Bonjour et merci de répondre à nos questions. Cela fait maintenant plus de 15 ans que vous dessinez les nouvelles aventures de Lucky Luke. Après et d’après Morris, donc. Est-ce que vous sentez toujours son ombre qui plane au dessus de vous quand vous dessinez ?
C’est évident ! Je peux difficilement dire que je ne pense pas à Morris au moins une fois par jour quand je dessine. Ne serait-ce que de par ma bibliothèque, mes références… Il m’arrive au moins une fois par semaine d’avoir un doute : est-ce que Morris a fait une case comme ça ? Maintenant, j’essaie aussi – tout en restant très proche de Morris, je ne veux pas révolutionner le dessin, on va être clair – peut-être parfois de m’émanciper : par le cadrage, ça c’est sûr, par le découpage aussi, mais pour le dessin, par moment, je me dis « bon, il serait peut-être temps que j’essaie de trouver des choses que Morris n’a pas faites » parce que c’est ça qu’oublient les gens. Il a fait tellement d’albums et tellement de dessins ! Parfois, on me dit « et vous ne pourriez pas faire… ? » mais ça a déjà été fait ! Qu’est-ce que vous voulez que je fasse d’autre ? Je peux difficilement… Donc il faut essayer de trouver des petits trucs.
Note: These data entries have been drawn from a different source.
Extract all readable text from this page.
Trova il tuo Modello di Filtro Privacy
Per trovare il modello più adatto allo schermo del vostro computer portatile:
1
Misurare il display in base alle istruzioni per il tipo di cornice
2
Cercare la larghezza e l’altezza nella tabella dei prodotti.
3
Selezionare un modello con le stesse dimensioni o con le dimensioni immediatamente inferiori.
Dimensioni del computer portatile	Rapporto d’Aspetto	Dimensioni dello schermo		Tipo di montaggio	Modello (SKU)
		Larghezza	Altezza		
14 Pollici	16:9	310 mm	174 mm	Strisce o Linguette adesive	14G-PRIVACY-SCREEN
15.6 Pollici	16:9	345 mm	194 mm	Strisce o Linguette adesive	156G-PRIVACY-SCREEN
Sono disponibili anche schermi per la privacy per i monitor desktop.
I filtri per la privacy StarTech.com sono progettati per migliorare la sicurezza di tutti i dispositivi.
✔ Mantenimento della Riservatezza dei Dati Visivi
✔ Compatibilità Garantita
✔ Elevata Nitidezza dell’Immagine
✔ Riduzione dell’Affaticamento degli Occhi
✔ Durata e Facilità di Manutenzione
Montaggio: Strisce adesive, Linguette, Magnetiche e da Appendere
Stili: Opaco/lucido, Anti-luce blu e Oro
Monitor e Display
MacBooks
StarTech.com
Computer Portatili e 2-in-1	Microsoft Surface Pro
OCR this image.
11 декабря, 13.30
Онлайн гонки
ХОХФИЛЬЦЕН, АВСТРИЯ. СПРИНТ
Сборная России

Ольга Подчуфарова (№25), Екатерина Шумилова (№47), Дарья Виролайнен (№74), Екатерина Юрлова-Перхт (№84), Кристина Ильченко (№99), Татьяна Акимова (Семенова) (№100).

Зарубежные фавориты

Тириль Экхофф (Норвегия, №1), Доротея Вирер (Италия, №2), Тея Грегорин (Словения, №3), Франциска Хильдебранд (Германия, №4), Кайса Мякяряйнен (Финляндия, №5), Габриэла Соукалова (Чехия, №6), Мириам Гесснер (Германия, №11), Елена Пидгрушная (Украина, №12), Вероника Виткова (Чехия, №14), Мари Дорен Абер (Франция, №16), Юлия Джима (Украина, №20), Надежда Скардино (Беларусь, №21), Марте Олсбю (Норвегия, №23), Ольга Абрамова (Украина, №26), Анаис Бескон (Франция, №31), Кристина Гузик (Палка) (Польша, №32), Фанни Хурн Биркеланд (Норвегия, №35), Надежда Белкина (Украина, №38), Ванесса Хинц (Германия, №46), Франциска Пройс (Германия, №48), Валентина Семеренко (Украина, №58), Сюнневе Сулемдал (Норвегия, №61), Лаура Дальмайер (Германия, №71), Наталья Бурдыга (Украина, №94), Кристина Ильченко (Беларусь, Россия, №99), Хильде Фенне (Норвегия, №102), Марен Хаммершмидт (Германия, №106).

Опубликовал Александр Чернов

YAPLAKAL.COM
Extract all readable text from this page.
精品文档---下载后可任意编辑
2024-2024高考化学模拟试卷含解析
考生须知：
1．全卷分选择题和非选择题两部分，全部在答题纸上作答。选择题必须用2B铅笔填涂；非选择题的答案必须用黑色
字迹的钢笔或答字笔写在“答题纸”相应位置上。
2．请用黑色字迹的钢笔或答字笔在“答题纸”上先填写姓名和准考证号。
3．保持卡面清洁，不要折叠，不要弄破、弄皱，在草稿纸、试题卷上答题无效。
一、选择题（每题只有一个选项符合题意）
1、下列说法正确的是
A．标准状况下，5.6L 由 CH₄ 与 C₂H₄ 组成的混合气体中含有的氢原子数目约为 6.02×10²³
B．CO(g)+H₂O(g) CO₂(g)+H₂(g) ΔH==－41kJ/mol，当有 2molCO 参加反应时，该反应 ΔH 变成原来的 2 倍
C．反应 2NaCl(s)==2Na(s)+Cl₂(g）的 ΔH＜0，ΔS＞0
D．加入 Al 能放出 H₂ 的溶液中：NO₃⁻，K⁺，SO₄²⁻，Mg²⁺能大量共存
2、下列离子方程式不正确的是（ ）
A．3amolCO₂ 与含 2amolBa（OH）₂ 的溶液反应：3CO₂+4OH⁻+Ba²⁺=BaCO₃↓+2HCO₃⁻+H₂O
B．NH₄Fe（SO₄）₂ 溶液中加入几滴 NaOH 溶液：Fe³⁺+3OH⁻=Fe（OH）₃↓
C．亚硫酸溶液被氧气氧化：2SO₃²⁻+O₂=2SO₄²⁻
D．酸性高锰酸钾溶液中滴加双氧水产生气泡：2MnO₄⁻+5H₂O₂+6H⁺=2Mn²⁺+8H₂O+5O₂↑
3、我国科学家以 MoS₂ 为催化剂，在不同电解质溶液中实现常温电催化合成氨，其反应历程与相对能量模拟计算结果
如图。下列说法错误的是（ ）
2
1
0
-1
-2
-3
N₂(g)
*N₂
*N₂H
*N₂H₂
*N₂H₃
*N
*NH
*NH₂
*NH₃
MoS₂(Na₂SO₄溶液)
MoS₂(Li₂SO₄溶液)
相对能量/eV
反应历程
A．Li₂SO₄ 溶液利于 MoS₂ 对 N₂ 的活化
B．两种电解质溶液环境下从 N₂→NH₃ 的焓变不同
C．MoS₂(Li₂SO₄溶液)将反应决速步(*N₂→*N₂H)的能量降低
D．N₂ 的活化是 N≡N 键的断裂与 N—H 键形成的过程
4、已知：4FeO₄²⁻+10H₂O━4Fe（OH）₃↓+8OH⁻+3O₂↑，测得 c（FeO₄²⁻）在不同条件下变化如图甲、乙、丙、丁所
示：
Mettre un peu de vous quand même ?
Voilà. Je dirais un petit peu de différence par rapport à ce qui a déjà été fait mais tout en restant très proche de Morris. De toute façon, on ne fera jamais mieux que Morris.
Il y a aussi une évolution du personnage au fil des années…
On est obligé ! On passe derrière. Bon, moi j’ai repris à une certaine époque mais je me rends compte qu’entre mes premiers albums et maintenant mon dessin aussi commence à évoluer, ce qui est tout à fait logique. On prend de la bouteille, ça devient un compagnon plus permanent. Je dirais que maintenant, depuis deux albums, j’ai réussi à accepter d’être dessinateur de Lucky Luke. Jusqu’à La Terre promise, j’avais encore, toujours, ce complexe. J’étais dans les pantoufles de quelqu’un d’autre.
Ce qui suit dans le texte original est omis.